When Setting Intentions, Look At Your Pain Points For Guidance

Hancock says that when trying to come up with your 2022 intentions, ask yourself what your pain points are at this time. “Then create a book of intentions rather than just the clichéd annual ritual (which is the yearly resolution),” she says. “Do you want to start your own business? Then start with your genuine intention and begin to map things out in the form of vision mapping and a business plan.” She says to note that vision mapping is different from a vision board. With the former, you write out a very specific vision and road map of how you’ll get there.

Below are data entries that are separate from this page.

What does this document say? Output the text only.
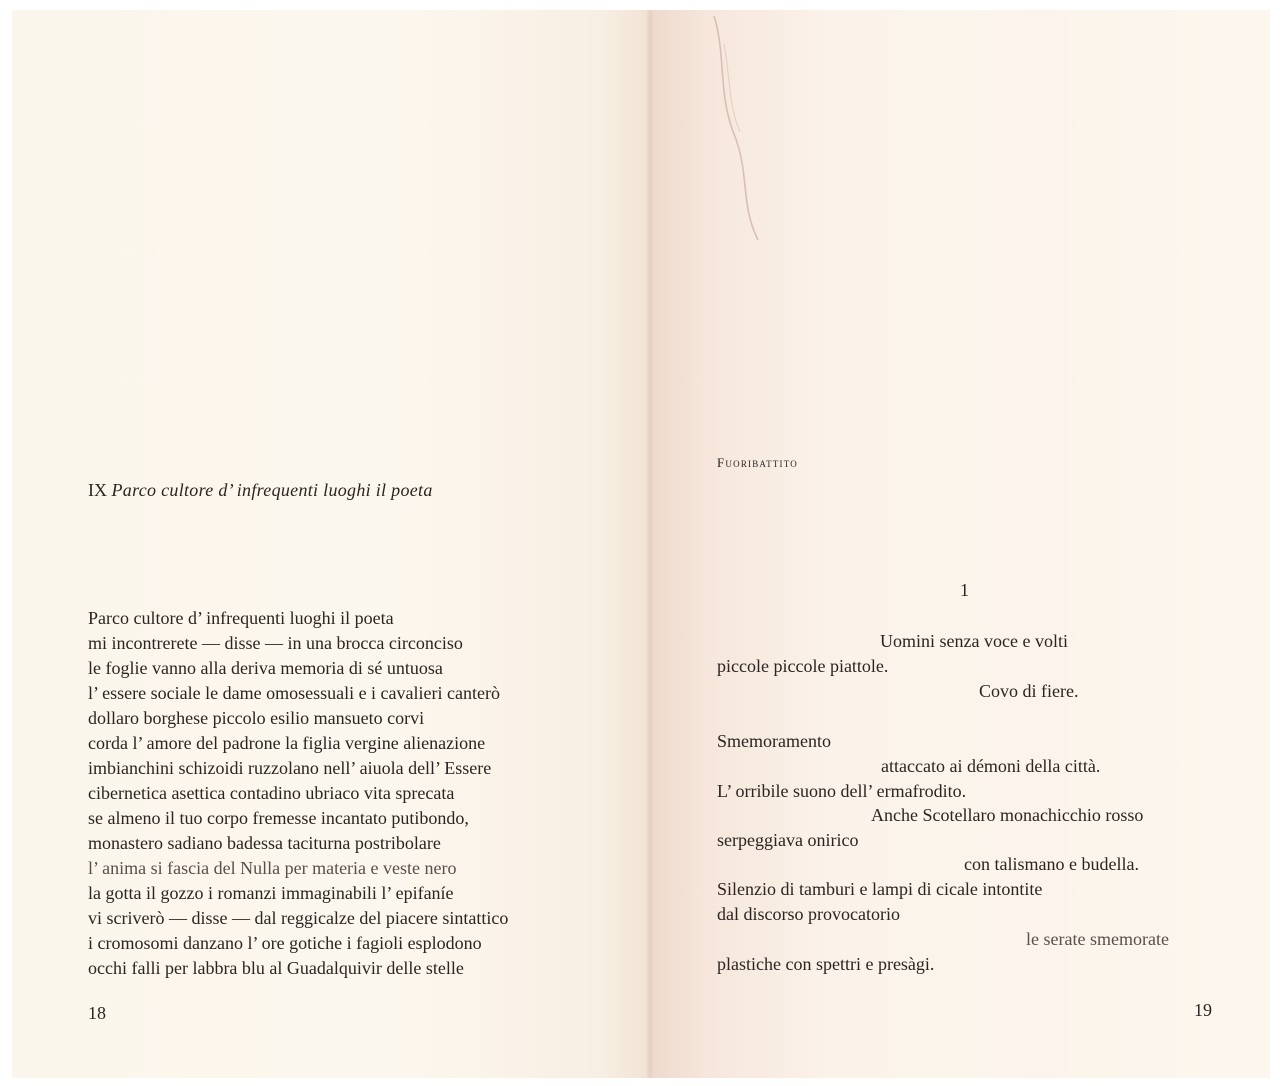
IX Parco cultore d’ infrequenti luoghi il poeta
Parco cultore d’ infrequenti luoghi il poeta
mi incontrerete — disse — in una brocca circonciso
le foglie vanno alla deriva memoria di sé untuosa
l’ essere sociale le dame omosessuali e i cavalieri canterò
dollaro borghese piccolo esilio mansueto corvi
corda l’ amore del padrone la figlia vergine alienazione
imbianchini schizoidi ruzzolano nell’ aiuola dell’ Essere
cibernetica asettica contadino ubriaco vita sprecata
se almeno il tuo corpo fremesse incantato putibondo,
monastero sadiano badessa taciturna postribolare
l’ anima si fascia del Nulla per materia e veste nero
la gotta il gozzo i romanzi immaginabili l’ epifaníe
vi scriverò — disse — dal reggicalze del piacere sintattico
i cromosomi danzano l’ ore gotiche i fagioli esplodono
occhi falli per labbra blu al Guadalquivir delle stelle
18
Fuoribattito
1
Uomini senza voce e volti
piccole piccole piattole.
Covo di fiere.
Smemoramento
attaccato ai démoni della città.
L’ orribile suono dell’ ermafrodito.
Anche Scotellaro monachicchio rosso
serpeggiava onirico
con talismano e budella.
Silenzio di tamburi e lampi di cicale intontite
dal discorso provocatorio
le serate smemorate
plastiche con spettri e presàgi.
19
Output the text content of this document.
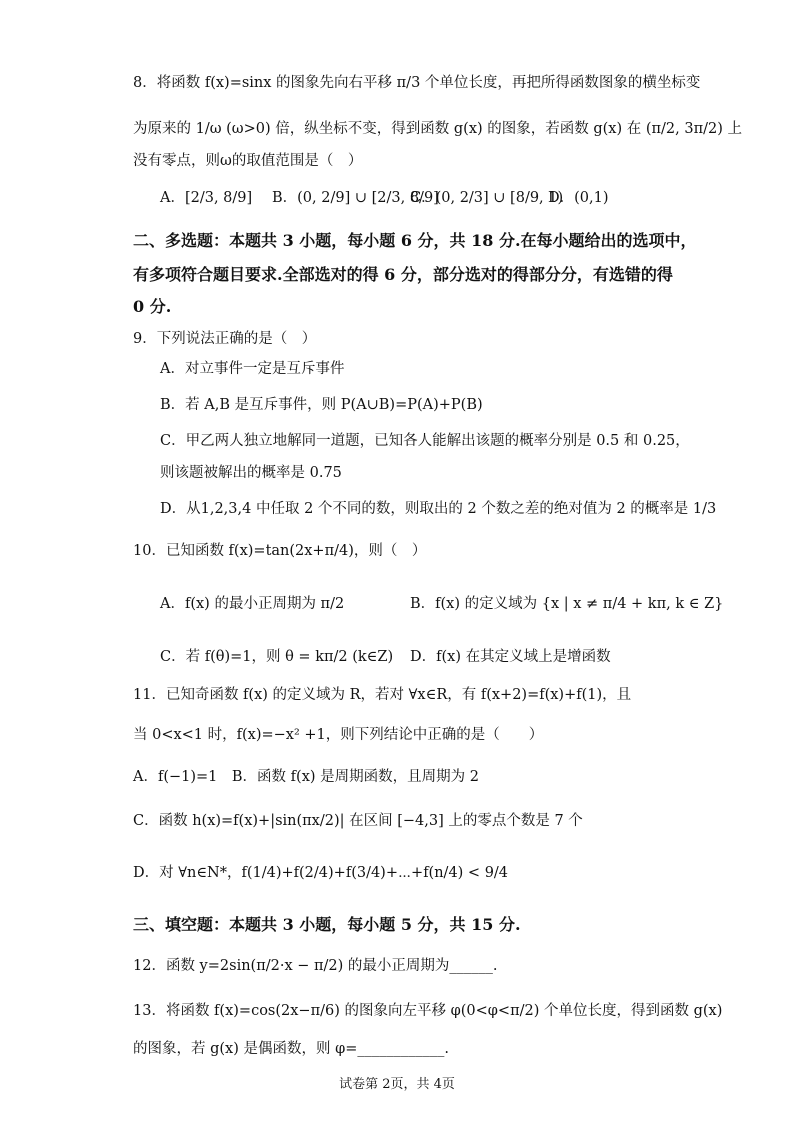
8．将函数 f(x)=sinx 的图象先向右平移 π/3 个单位长度，再把所得函数图象的横坐标变
为原来的 1/ω (ω>0) 倍，纵坐标不变，得到函数 g(x) 的图象，若函数 g(x) 在 (π/2, 3π/2) 上
没有零点，则ω的取值范围是（　）
A．[2/3, 8/9] B．(0, 2/9] ∪ [2/3, 8/9]
C．(0, 2/3] ∪ [8/9, 1)
D．(0,1)
二、多选题：本题共 3 小题，每小题 6 分，共 18 分.在每小题给出的选项中，
有多项符合题目要求.全部选对的得 6 分，部分选对的得部分分，有选错的得
0 分.
9．下列说法正确的是（　）
A．对立事件一定是互斥事件
B．若 A,B 是互斥事件，则 P(A∪B)=P(A)+P(B)
C．甲乙两人独立地解同一道题，已知各人能解出该题的概率分别是 0.5 和 0.25，
则该题被解出的概率是 0.75
D．从1,2,3,4 中任取 2 个不同的数，则取出的 2 个数之差的绝对值为 2 的概率是 1/3
10．已知函数 f(x)=tan(2x+π/4)，则（　）
A．f(x) 的最小正周期为 π/2	B．f(x) 的定义域为 {x | x ≠ π/4 + kπ, k ∈ Z}
C．若 f(θ)=1，则 θ = kπ/2 (k∈Z) D．f(x) 在其定义域上是增函数
11．已知奇函数 f(x) 的定义域为 R，若对 ∀x∈R，有 f(x+2)=f(x)+f(1)，且
当 0<x<1 时，f(x)=−x² +1，则下列结论中正确的是（　　）
A．f(−1)=1　B．函数 f(x) 是周期函数，且周期为 2
C．函数 h(x)=f(x)+|sin(πx/2)| 在区间 [−4,3] 上的零点个数是 7 个
D．对 ∀n∈N*，f(1/4)+f(2/4)+f(3/4)+⋯+f(n/4) < 9/4
三、填空题：本题共 3 小题，每小题 5 分，共 15 分.
12．函数 y=2sin(π/2·x − π/2) 的最小正周期为______.
13．将函数 f(x)=cos(2x−π/6) 的图象向左平移 φ(0<φ<π/2) 个单位长度，得到函数 g(x)
的图象，若 g(x) 是偶函数，则 φ=____________.
试卷第 2页，共 4页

Hancock says she did this herself several years ago when she lost everything, including her businesses, cars, and home — she became homeless with two young boys. “I saw no way out of the shame, guilt, and embarrassment I was going through at the time,” she says. “My New Year’s resolution had no steam or legs behind it, but my intentions did. I mapped out the exit strategy and followed my written intention to the letter.” Her book of intentions was then born, as was a series of books.

Also Think About Your Life Purpose…

Hancock says that in the advent of the pandemic, many people are having to rethink their life purpose. For instance, some are quitting jobs which they felt had not served that purpose — and they have no clue what is next. But intentions will help — just like they helped Hancock, she points out. She says she had dreams — but they were only dreams until she started to put legs on them. “‘Intent’ provided me that opportunity and the ‘how-to,’ as well as empowered and encouraged me to keep moving,” she says. “I was no longer confused: My vision was clear because of the plans which were written down right in front of me. Any fear and doubt that I would fail dissipated because I was well-prepared.”

Colpa adds that we need to be more compassionate when it comes to our intentions and goals. “How things happen in our minds is very rarely how they happen in real life,” she says. “So getting clear on the energy underneath the intentions and goals, staying true to yourself, and being proud of all the little steps helps to keeps us motivated, focused, and flexible.”